As the abundance of extant medieval commentaries attests, classical mythology presented several conundrums for medieval audiences. The historical distance between the writers of classical myths and their medieval readers prompted numerous scholars to reframe and even rewrite their sources to ameliorate challenges ranging from complicated classical Latin syntax to theological conflicts between pagan polytheism and Christian monotheism. Despite its polytheism, classical mythology became a source for manifold medieval erudition, beginning with the grammatical studies that introduced students to Latin literacy. Scholars and writers since the beginning of the Christian Middle Ages turned to these myths to gain mastery over Latin, history, natural science, and even ethics. To study these subjects, medieval scholars produced collections of scholastic notes, or commentaries, primarily in Latin. The medieval commentary tradition began in classical antiquity itself. Soon after Virgil wrote his Aeneid, scholars started developing commentaries that prompted audiences both to study and to imitate his works. The Middle Ages inherited some of these commentaries, such as the influential commentaries by Servius on Virgil, which then influenced commentaries on other classical writers of myths, such as Ovid and Statius.

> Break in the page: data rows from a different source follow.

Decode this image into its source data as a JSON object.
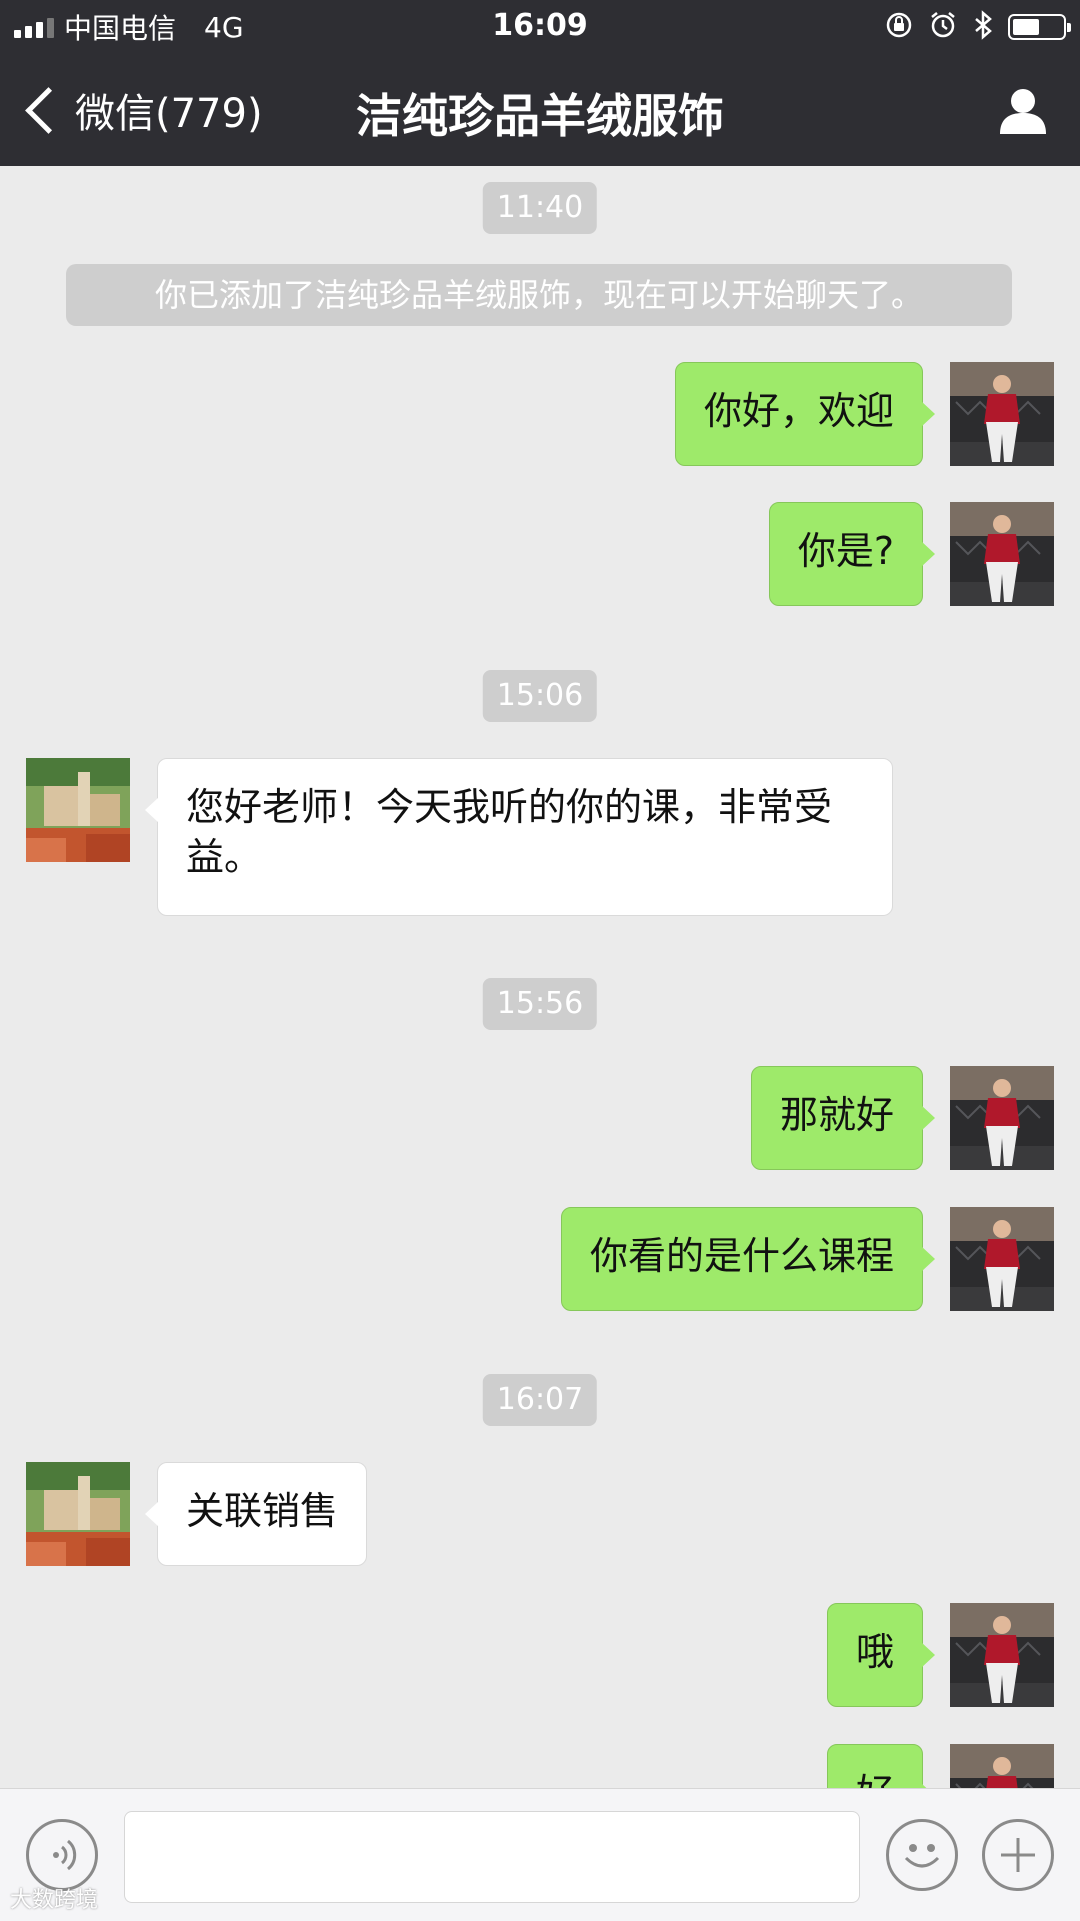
{
  "status_bar": {
    "carrier": "中国电信",
    "network": "4G",
    "time": "16:09",
    "battery_level": 0.55
  },
  "nav": {
    "back_label": "微信(779)",
    "title": "洁纯珍品羊绒服饰"
  },
  "chat": {
    "system_notice": "你已添加了洁纯珍品羊绒服饰，现在可以开始聊天了。",
    "timestamps": [
      "11:40",
      "15:06",
      "15:56",
      "16:07"
    ],
    "messages": [
      {
        "sender": "self",
        "text": "你好，欢迎"
      },
      {
        "sender": "self",
        "text": "你是?"
      },
      {
        "sender": "peer",
        "text": "您好老师！今天我听的你的课，非常受益。"
      },
      {
        "sender": "self",
        "text": "那就好"
      },
      {
        "sender": "self",
        "text": "你看的是什么课程"
      },
      {
        "sender": "peer",
        "text": "关联销售"
      },
      {
        "sender": "self",
        "text": "哦"
      },
      {
        "sender": "self",
        "text": "好"
      }
    ]
  },
  "input_bar": {
    "value": "",
    "voice_icon": "voice-icon",
    "emoji_icon": "emoji-icon",
    "plus_icon": "plus-icon"
  },
  "watermark": "大数跨境",
  "colors": {
    "nav_background": "#2e2e33",
    "chat_background": "#ebebeb",
    "self_bubble": "#9eea6a",
    "peer_bubble": "#ffffff",
    "timestamp_chip": "#cecece"
  }
}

The modern study of these diverse medieval materials has recently benefited from the increased availability of digital manuscripts, critical editions, and a few translations, all of which have facilitated more cross-commentary analyses than used to be possible. However, the wide range of interpretive approaches and formats as well as the irregularities of medieval scholastic transmission mean that much more work remains to be done on how medieval audiences accessed classical mythology. This article combines older foundational studies with more recent contributions to represent how modern criticism, like the commentaries it studies, takes many forms.